6 de noviembre. Toca viaje por el interior de la provincia de Málaga. De la capital a Antequera y de la ciudad milenaria a Ronda. En Antequera le tomo la temperatura a noviembre y al frío; hace sol y huele a leña. Antequera es ciudad señorial, inundada de conventos y centro geográfico del Sur de España. Antequera es la Andalucía más castellana; el carácter es sobrio. Conferencio en un instituto que linda con un Dolmen que es patrimonio de la Humanidad. En mitad de mi disertación un coche derrapa en el llano de la Vega; los alumnos se arremolinan junto a la ventana, y uno empieza a recordar aquello machadiano de la monotonía, el cristal y «el timbre sonoro y hueco»…
Ronda es bandolera y se vive feliz en el tópico. De Antequera a Ronda me lleva un no/tren que no/para en la estación. Un bus de Renfe une la coqueta garita de Antequera con la flamante estación del AVE en la pedanía de Santa Ana. En el viaje tomo apuntes, admiro el paisaje ‘otoñoprimaveral’ del cambio climático. Del llano se va encrespando la mirada hacia la serranía. El tren une Granada con Algeciras y va a gasoil. El cereal da paso al olivo, y el olivo al alcornoque, y el alcornoque a la encina y la encina al pinsapo. Ronda es cuna del toreo moderno, sí, y de otra escuela poética que capitanea el Loewe Álvaro García. Recorrer Ronda con las zapatillas de correr es una experiencia extática —frío por descubrir, diría José A. Trujillo—: allá la sierra bravía, aquí el célebre Puente Nuevo. Y la plaza de toros, y Orson Welles y Ordóñez, y RM Rilke y Giner de los Ríos. De noche paseo la ciudad con la compañía de Álvaro García, le animo a reeditar su obra en prensa y recordamos juntos aquellos años malagueños que quizá fueran los más míos.

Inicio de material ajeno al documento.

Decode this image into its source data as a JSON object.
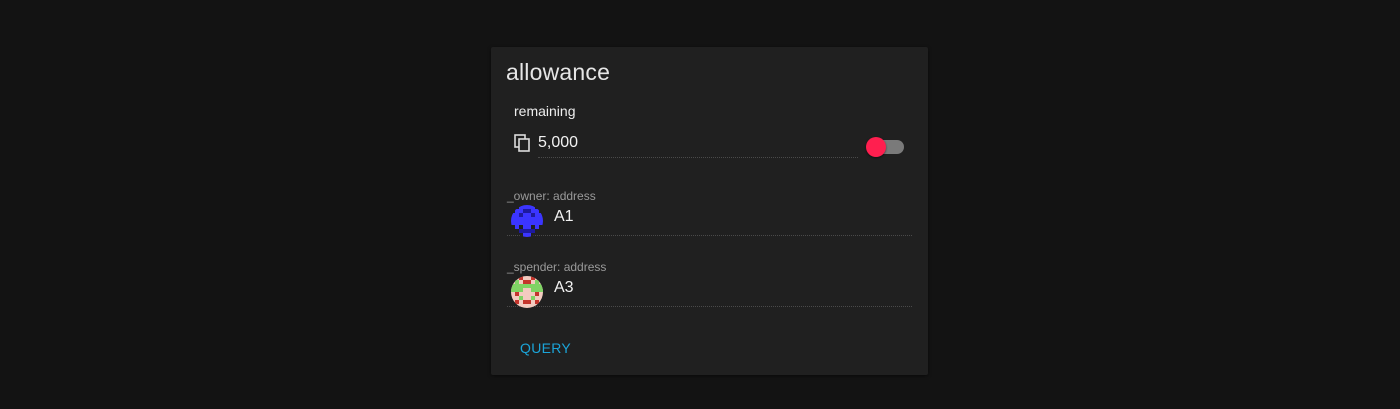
{
  "card": {
    "title": "allowance",
    "result": {
      "label": "remaining",
      "value": "5,000",
      "copy_icon": "copy-icon",
      "toggle_on": false
    },
    "inputs": [
      {
        "label": "_owner: address",
        "value": "A1",
        "avatar": "identicon-blue"
      },
      {
        "label": "_spender: address",
        "value": "A3",
        "avatar": "identicon-green-red"
      }
    ],
    "query_label": "QUERY"
  },
  "colors": {
    "background": "#131313",
    "card": "#202020",
    "accent": "#1ba4d8",
    "toggle_thumb": "#ff1f4f"
  }
}
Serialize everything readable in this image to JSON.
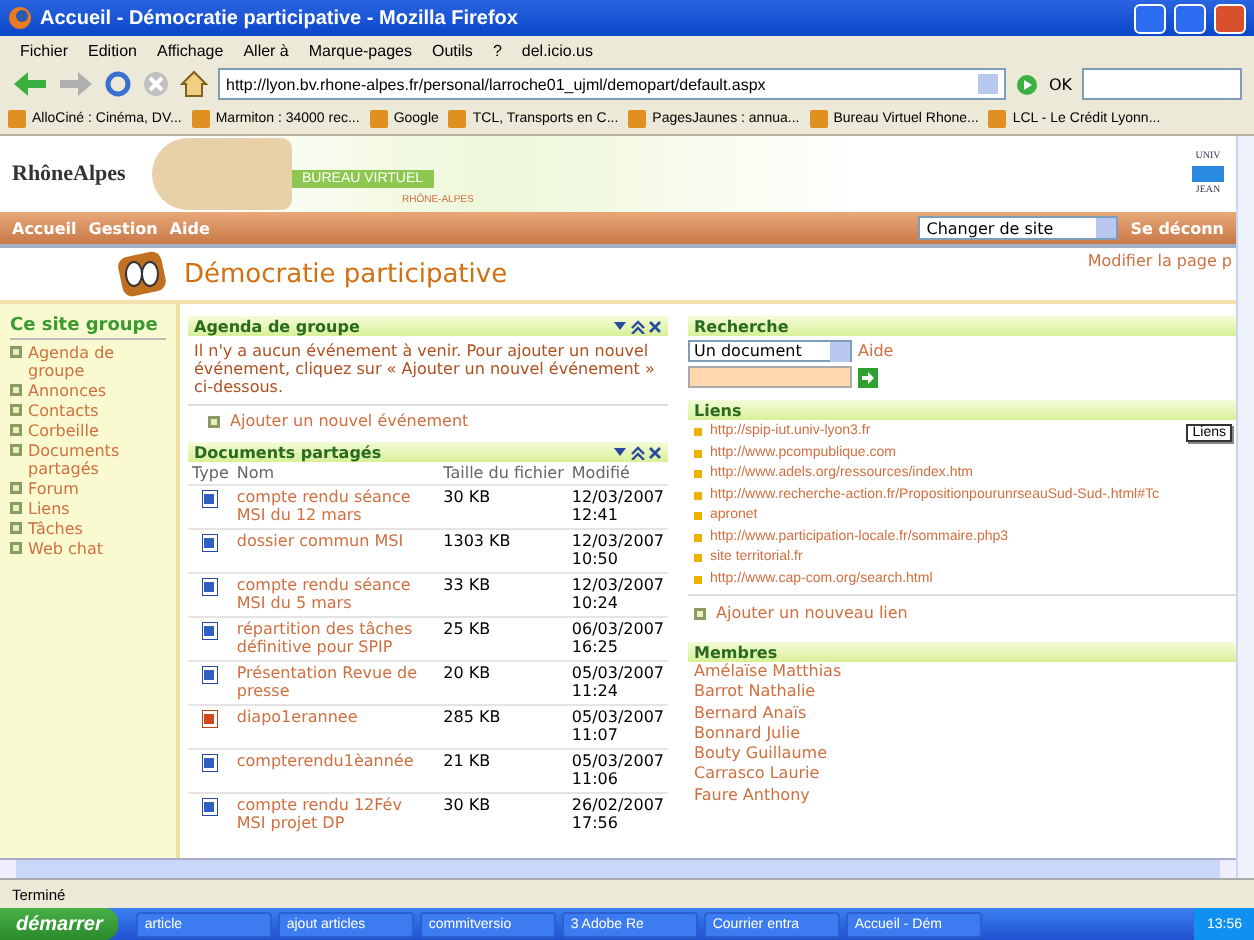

Principios de diciembre. Salen días soleados en Madrid. El Retiro. Zapatillas. Me compro un patinete impulsado por mí mismo. Sobre ruedas vuelvo a redescubrir Madrid, que es un ejercicio que viene bien al alma y al corazón si se hace con moderación y un zurrón de lecturas. La vida sigue encrespada con lo de Cataluña, pero en la Puerta de Alcalá alguien me habla de la palabra del Señor y me ofrece una Biblia un tanto menguada de páginas. Me invitan a la presentación del libro Jamón para dummies, de Enrique Tomás. Al acto lo acompaña una cata y viceversa; se me vienen a la memoria otros bolos. Madrid se ha puesto en navideño y todavía me creo lo de la Lotería.